Definition of Optical Character Recognition and How It’s Used in Scanning Technology
What is the meaning of OCR in scanning and PDF terminology? How does optical character recognition work? Why would you need to know about OCR technology?
Optical character recognition, or OCR, is a useful piece of technology for scanning documents and images. OCR software is designed to recognize text in any image and convert it into an electronic document with editable text. The image usually needs to be a digital file in the JPG/TFF or other commonly used image formats.
You may be wondering, why would you want a picture to be converted into text? Well, a picture can be a lot of things. You can take a picture of handwritten notes, a plaque at a museum, or even a physical document, and then use an OCR to convert it to a digital editable document.
How Does an OCR Work?
OCRs may range in specific functions but they generally work the same way: You import an image file into the OCR. Then, the OCR program locates and recognizes characters such as English letters, numbers, and symbols (e.g. !#^&), and exports the text it finds into a new document. Some advanced OCRs will even try to find and export the size and formatting settings of the text in the image.

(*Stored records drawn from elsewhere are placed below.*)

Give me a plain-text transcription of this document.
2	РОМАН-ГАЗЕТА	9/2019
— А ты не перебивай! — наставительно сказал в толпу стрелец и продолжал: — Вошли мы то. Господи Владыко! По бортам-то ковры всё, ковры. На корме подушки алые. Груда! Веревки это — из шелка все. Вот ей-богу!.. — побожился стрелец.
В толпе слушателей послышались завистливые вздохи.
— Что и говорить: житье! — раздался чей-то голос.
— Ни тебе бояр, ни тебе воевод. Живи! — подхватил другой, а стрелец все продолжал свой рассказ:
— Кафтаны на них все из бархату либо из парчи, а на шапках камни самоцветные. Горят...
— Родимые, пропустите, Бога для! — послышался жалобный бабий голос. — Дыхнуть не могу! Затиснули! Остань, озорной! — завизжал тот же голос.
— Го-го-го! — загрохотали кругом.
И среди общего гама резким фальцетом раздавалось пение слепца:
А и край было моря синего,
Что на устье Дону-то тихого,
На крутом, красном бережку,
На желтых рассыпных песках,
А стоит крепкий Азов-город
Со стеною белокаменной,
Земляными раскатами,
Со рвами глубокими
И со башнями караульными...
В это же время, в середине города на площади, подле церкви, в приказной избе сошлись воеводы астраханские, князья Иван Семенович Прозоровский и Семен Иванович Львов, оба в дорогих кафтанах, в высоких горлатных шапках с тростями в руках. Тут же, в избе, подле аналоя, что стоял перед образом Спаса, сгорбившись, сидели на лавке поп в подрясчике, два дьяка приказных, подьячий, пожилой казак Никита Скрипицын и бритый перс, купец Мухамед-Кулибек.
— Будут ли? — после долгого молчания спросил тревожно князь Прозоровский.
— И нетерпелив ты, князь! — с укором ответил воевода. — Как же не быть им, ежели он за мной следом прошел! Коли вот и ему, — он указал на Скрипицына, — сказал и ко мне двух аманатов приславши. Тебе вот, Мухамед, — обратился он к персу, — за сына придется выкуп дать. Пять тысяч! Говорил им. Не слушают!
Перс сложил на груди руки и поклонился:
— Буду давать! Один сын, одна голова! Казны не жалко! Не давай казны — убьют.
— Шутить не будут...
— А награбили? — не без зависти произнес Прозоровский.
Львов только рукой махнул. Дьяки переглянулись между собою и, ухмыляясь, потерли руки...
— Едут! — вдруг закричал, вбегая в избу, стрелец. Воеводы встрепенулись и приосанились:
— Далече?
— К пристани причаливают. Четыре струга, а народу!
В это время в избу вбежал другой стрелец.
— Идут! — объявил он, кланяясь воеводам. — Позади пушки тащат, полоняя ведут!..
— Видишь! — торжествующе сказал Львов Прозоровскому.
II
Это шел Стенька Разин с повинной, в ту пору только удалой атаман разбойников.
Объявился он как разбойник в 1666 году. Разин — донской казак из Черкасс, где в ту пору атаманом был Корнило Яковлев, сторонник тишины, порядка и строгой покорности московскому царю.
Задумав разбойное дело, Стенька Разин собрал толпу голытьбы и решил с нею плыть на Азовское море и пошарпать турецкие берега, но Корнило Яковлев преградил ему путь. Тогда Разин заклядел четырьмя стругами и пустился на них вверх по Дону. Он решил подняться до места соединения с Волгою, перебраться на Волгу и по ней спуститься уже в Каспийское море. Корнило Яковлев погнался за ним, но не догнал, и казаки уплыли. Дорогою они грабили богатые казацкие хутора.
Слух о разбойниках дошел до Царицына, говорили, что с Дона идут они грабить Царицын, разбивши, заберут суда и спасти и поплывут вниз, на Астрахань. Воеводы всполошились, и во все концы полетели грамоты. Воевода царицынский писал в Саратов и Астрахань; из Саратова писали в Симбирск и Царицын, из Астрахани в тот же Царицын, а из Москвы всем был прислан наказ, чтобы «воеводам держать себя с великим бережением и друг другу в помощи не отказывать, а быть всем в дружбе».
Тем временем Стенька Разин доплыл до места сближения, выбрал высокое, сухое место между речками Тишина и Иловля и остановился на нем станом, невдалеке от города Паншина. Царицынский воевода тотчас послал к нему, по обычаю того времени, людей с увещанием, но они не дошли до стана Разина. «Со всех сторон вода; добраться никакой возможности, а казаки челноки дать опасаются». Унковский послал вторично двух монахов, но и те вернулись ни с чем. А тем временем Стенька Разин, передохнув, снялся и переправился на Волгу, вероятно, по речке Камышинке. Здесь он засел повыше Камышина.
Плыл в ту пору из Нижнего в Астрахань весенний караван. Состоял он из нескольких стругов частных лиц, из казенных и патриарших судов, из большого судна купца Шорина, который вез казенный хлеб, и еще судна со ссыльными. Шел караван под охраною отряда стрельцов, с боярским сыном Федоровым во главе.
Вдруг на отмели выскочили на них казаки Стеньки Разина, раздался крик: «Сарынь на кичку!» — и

OCRs also have pattern recognition to detect commonalities in the text that it’s scanning. The letter “K” for example, may look one way when I write it but an entirely different way when you write it. But an OCR can detect patterns in the letters we write to determine what the letter is. Let’s say we both write this sentence:
“Lucky Luke likes lakes.”
If you took an image of that sentence and imported it into an OCR, the OCR will notice that the letter K is used 4 times in this sentence. You probably wrote that letter the same way all 4 times and will continue to write it that way in the rest of the document that the OCR is scanning. The OCR will also use this sentence to determine how you write the letter “L,” “l,” and more. OCRs cross-reference letters across different instances to make a more accurate digital version of an image.
The success rate, or how accurate the text is to the original document, of an OCR will be determined by the quality of the image you import. If your image isn’t taken on a good camera or is low-resolution, the OCR may struggle to produce an accurate document.
OCRs are used a lot in the real world. Some apps on your phone can take pictures of physical notes you made and convert them to digital text. The U.S. Postal Service uses OCRs to read letter addresses and sort mail more effectively.
Why Use Optical Character Recognition?
You may be wondering why you need to know about OCRs and what you would want to use them for. OCRs are particularly useful when you want to edit and interact with a piece of text more effectively. If you have physical notes, you can’t use the CTRL + F to search for specific words or phrases. If you made a mistake in your notes or need to add something new, it’s much easier to make a change in a digital document than a physical one.
OCRs are also useful if you receive a piece of text that’s difficult to read. An OCR can scan that piece of text and convert it into a digital document that’s much easier to read. You can then increase the font size of that text to make it even more decipherable.
While the PDF file format isn’t necessarily an “image,” it also isn’t an editable doc. PDFs are designed to maintain their formatting settings across any device to be easy to read and access no matter what. If you want to edit the text in a PDF, however, you’ll either need to use a PDF reader or convert the PDF to an editable doc. If you choose the latter option, an OCR like PDF.Live scans the PDF and creates a new document with the text from the original PDF that you can then edit.